Brantner wirft Ampelkoalition fehlende Reformen und mangelnde Zukunftsvision vor
Lara WagnerBrantner wirft Ampelkoalition fehlende Reformen und mangelnde Zukunftsvision vor
Grünen-Chefin Franziska Brantner hat die deutsche Ampelkoalition scharf für das Ausbleiben substanzieler Reformen kritisiert. Das Land werde „irgendwie verwaltet, aber nicht zukunftsfähig gestaltet“, monierte sie. Mit ihren Äußerungen rückte sie das Fehlen einer klaren Vision und dynamischen Politikgestaltung in den Fokus.
Brantner verwies dabei auf die vorherige Große Koalition und räumte ein, dass es auch dort interne Konflikte gegeben habe. Dennoch sei die aktuelle Regierung noch weniger handlungsfähig. Die politische Lage berge die Gefahr, das ohnehin bröckelnde Vertrauen der Bevölkerung weiter zu untergraben, warnte sie.
Die Politikerin forderte einen Kurswechsel in der Regierungsführung und rief die Parteien auf, sich gemeinsam den drängenden Herausforderungen zu stellen. Zwar signalisierten die Grünen grundsätzliche Gesprächsbereitschaft, doch Brantner stellte klar: „Wir werden nicht als Ersatzregierung fungieren.“ Stattdessen wolle man gezielt Projekte unterstützen, die sinnvoll und zielführend seien.

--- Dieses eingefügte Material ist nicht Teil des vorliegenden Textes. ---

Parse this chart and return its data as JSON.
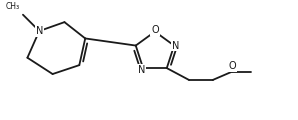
{
  "bg_color": "#ffffff",
  "line_color": "#1a1a1a",
  "line_width": 1.3,
  "font_size": 6.5,
  "fig_width": 2.98,
  "fig_height": 1.2,
  "dpi": 100,
  "xlim": [
    0.0,
    10.0
  ],
  "ylim": [
    0.0,
    4.0
  ]
}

Konkrete Vorhaben in den Bereichen Modernisierung der Verwaltung, Digitalisierung, Infrastruktur und Verfassungsfragen stoßen bei den Grünen auf Offenheit. Brantner betonte jedoch, dass es bei der Zusammenarbeit um pragmatische Lösungen gehen müsse – und nicht um symbolische Politik.
Die Partei zeigt sich damit unter Bedingungen bereit, bei zentralen Themen mit der Regierung zusammenzuarbeiten. Entscheidend sei, ob die Vorschläge reale Probleme lösten, so Brantner. Ihre Kritik spiegelt eine breitere Skepsis gegenüber dem Kurs der aktuellen Bundesregierung wider.